C-section delivery is also called cesarean delivery or cesarean birth. It is the surgical delivery of the baby, in which a surgical cut or an incision made on the woman's abdomen and uterus. After the baby is removed, the uterus and abdomen are closed with stitches that later dissolve. The doctor makes an incision of about six inches long and goes through the skin, fat, and muscle. Most of the incisions are made side to side and on the lower abdomen, called a bikini incision. As the doctor reaches the abdominal category, they will make an incision to reach the uterus.
The opening is made just broad enough for the baby to fit through. One doctor uses the hand to support the baby, while another pushes the uterus to get it out. The fluid is then suctioned out of the baby's mouth and nose. The umbilical cord is cut, and the placenta is removed. The doctor then cleans and stitches up the uterus and abdomen.
Fibroids And C-Section
As I read earlier that the space for baby development is very low, so deliveries for women with fibroids are a bit early. Also, normal delivery will be harder due to the baby's placement, the umbilical cord, and other such things. The doctor won't be able to move the baby, while the mother's pain might get aggravated due to fibroid. During C-section, doctors also perform a myomectomy.

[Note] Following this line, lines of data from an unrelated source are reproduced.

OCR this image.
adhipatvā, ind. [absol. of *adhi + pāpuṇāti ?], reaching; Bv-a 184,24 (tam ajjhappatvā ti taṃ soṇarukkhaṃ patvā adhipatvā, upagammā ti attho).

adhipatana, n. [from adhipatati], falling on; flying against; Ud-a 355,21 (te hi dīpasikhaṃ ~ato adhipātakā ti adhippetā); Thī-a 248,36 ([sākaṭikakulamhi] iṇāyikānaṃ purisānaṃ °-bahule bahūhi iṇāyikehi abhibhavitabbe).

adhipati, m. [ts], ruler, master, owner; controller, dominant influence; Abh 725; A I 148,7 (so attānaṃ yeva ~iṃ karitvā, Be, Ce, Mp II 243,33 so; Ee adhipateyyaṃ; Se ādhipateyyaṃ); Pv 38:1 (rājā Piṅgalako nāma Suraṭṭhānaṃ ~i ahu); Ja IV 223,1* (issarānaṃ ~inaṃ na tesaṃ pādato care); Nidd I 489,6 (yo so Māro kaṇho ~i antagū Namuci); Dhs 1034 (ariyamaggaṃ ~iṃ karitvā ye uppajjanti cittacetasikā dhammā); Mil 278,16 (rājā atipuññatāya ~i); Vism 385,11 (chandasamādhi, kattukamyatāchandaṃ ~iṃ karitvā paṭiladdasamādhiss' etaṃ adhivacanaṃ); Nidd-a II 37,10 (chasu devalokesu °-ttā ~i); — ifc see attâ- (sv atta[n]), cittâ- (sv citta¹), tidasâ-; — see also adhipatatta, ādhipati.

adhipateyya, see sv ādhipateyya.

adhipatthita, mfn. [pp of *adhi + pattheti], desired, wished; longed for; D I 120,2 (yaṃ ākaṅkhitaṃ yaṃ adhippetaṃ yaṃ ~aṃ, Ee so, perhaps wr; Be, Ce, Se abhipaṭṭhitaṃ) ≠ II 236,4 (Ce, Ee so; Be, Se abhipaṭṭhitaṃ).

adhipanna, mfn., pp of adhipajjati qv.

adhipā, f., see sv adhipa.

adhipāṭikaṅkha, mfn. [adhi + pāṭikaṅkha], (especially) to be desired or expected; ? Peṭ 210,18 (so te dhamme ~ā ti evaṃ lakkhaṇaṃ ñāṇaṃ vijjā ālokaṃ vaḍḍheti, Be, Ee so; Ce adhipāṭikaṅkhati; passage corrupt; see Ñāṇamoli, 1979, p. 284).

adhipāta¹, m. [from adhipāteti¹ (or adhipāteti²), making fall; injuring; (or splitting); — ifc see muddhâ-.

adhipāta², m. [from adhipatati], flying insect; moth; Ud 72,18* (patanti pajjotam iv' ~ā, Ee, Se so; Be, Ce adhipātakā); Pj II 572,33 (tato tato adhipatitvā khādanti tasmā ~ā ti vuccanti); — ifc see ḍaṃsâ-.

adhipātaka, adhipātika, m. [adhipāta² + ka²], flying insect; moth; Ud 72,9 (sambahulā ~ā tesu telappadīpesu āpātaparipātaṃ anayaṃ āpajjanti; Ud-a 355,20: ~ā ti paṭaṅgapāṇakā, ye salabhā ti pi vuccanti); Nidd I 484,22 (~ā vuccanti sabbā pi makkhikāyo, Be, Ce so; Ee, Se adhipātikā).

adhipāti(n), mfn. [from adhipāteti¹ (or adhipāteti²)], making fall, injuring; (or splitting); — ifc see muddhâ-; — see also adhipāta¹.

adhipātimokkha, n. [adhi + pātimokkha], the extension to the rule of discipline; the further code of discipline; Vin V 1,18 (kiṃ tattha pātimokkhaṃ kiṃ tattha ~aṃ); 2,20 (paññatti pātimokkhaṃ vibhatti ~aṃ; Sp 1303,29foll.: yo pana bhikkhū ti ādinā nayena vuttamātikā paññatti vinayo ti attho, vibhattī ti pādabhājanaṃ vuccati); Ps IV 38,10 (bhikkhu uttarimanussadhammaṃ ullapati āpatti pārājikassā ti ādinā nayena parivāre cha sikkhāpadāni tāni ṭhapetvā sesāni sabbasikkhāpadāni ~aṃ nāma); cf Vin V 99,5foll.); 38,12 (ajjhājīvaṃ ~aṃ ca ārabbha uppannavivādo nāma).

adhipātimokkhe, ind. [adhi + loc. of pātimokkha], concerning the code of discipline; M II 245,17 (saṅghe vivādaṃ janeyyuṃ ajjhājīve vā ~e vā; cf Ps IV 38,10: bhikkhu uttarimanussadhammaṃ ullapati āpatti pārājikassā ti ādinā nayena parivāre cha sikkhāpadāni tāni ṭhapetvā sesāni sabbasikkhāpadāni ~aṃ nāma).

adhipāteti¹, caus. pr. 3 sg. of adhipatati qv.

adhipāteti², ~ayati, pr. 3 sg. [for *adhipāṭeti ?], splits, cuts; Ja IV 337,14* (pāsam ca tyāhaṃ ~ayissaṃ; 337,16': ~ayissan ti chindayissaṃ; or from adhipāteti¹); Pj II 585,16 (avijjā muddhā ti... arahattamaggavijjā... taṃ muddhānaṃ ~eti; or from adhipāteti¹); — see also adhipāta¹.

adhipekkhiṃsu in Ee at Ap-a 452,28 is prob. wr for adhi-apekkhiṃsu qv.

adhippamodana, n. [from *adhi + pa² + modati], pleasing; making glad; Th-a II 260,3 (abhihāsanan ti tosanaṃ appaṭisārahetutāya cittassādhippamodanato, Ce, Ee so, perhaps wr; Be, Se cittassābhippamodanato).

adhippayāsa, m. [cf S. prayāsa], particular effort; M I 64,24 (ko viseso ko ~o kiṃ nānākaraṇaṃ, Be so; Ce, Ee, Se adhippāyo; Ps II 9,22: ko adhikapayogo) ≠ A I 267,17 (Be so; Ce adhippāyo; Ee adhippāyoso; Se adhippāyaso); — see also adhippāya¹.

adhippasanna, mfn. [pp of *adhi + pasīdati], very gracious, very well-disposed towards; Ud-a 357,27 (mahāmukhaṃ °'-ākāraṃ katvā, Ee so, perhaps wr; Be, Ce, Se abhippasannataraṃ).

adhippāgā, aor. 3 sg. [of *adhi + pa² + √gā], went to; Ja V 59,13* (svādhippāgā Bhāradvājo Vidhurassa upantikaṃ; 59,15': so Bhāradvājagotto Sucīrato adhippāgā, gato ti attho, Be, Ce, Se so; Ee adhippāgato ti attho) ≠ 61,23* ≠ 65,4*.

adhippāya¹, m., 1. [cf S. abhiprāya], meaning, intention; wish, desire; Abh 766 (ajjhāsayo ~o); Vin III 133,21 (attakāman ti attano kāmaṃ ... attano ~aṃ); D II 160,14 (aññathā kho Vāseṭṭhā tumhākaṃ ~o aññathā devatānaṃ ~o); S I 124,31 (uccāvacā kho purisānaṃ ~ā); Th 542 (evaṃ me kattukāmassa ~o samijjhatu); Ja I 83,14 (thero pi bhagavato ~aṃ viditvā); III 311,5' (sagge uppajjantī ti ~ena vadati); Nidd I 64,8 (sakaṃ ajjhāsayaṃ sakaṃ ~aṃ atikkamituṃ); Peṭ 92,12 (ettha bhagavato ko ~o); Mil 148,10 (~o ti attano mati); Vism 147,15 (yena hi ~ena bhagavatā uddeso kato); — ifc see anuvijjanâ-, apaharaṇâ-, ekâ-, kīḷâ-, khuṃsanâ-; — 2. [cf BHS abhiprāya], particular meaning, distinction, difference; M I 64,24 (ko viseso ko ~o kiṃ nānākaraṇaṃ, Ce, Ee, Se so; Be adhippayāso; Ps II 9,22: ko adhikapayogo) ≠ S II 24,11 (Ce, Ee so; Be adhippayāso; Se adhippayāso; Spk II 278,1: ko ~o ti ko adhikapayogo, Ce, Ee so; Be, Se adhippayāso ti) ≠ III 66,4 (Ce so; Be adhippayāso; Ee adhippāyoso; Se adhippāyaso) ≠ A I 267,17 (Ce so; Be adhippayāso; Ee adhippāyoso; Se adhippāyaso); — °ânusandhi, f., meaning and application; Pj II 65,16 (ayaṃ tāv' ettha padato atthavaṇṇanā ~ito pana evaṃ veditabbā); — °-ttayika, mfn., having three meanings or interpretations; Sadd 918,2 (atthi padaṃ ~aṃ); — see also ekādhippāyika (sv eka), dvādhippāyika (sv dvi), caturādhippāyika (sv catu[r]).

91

That's a procedure in which the surgeon cuts out the fibroids, delivers the baby (if done during pregnancy), and then stitches up the uterus. Myomectomy can also be done laparoscopically (instruments are inserted through small incisions in your abdomen, sometimes with robotic assistance) or through a traditional abdominal incision, but only if the woman isn't pregnant. If the fibroid is in the uterine cavity or just under the surface of the intrauterine wall, then the procedure can also be done hysteroscopically. In this, the instruments are passed through the vagina and cervix into the uterus to remove the fibroids without an abdominal incision, but again, it can only be done if you aren't pregnant.